SLWAP reviews 2011, looks ahead to 2012

Mark Burger, SLWAP program director, gave a year in review assessment of the program at the Dec. 8 annual meeting.

Mark Burger, SLWAP program director, gave a year in review assessment of the program at the Dec. 8 annual meeting. Photo by Jason Emerson.

— It’s been an exciting and productive year of conservation for the Skaneateles Lake Watershed Agriculture Program, with numerous projects successfully accomplished, new office space acquired and renewed support from state and federal elected officials, although funding is getting tight.

A review of the SLWAP’s year, as well as information sessions on farm management, forestry management and farm safety, a hot buffet lunch consisting completely of local foods and an opportunity for networking among farmers and conservationists all occurred on Dec. 8 as part of the SLWAP’s annual meeting.

The mission of the SLWAP is to carry out a cost-effective, innovative program for the farming community that upholds the high drinking water quality standards of Skaneateles Lake. The city of Syracuse established the program in 1994 as an alternative to a costly filtration system required by the 1986 Amendments to the Safe Drinking Water Act.

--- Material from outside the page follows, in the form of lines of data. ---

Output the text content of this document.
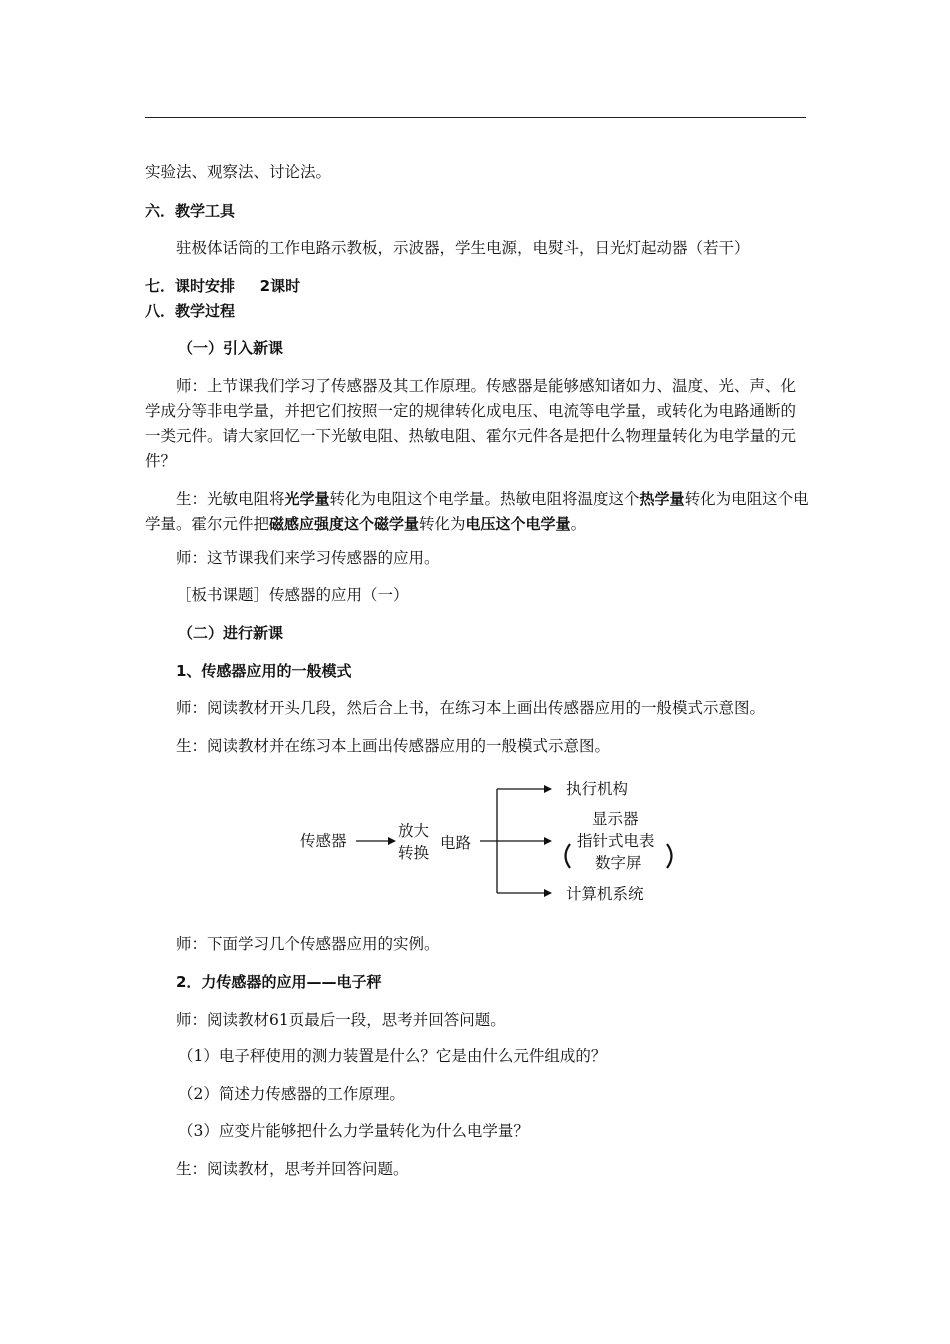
实验法、观察法、讨论法。
六．教学工具
驻极体话筒的工作电路示教板，示波器，学生电源，电熨斗，日光灯起动器（若干）
七．课时安排 2课时
八．教学过程
（一）引入新课
师：上节课我们学习了传感器及其工作原理。传感器是能够感知诸如力、温度、光、声、化学成分等非电学量，并把它们按照一定的规律转化成电压、电流等电学量，或转化为电路通断的一类元件。请大家回忆一下光敏电阻、热敏电阻、霍尔元件各是把什么物理量转化为电学量的元件？
生：光敏电阻将光学量转化为电阻这个电学量。热敏电阻将温度这个热学量转化为电阻这个电学量。霍尔元件把磁感应强度这个磁学量转化为电压这个电学量。
师：这节课我们来学习传感器的应用。
［板书课题］传感器的应用（一）
（二）进行新课
1、传感器应用的一般模式
师：阅读教材开头几段，然后合上书，在练习本上画出传感器应用的一般模式示意图。
生：阅读教材并在练习本上画出传感器应用的一般模式示意图。
传感器
放大
转换
电路
执行机构
显示器
指针式电表
数字屏
计算机系统
师：下面学习几个传感器应用的实例。
2．力传感器的应用——电子秤
师：阅读教材61页最后一段，思考并回答问题。
（1）电子秤使用的测力装置是什么？它是由什么元件组成的？
（2）简述力传感器的工作原理。
（3）应变片能够把什么力学量转化为什么电学量？
生：阅读教材，思考并回答问题。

The SLWAP is a voluntary program operated out of the Onondaga County Soil and Water Conservation District that serves portions of Onondaga, Cortland and Cayuga Counties within the watershed.

About 50 people attended the Dec. 8 meeting, including numerous farmers from mixed specialties such as crop, dairy, beef and maple; conservation agencies and groups such as Cornell Cooperative Extension and New York State Department of Environmental Conservation; and representatives of various government officials such as the City of Syracuse, Rep. Ann Marie Buerkle and U.S. Senator Kirsten Gillibrand.

The purpose of the meeting was to inform attendees on the SLWAP’s progress in 2011 and the future outlook for 2012, and to share information and best practices.

More than 2,000 acres of farmland have been planned in 2011 and 40 of the 47 farms in the watershed area participate in the SLWAP, said Mark Burger, SLWAP program manager, during his “year in review” presentation.

One of the highlights this year includes working with Skaneateles’s two vineyards – Anyela’s and Hobbit Hollow, both on West Lake Road – on conservation practices in general and on herbicide and pesticide chemical mixing stations in particular.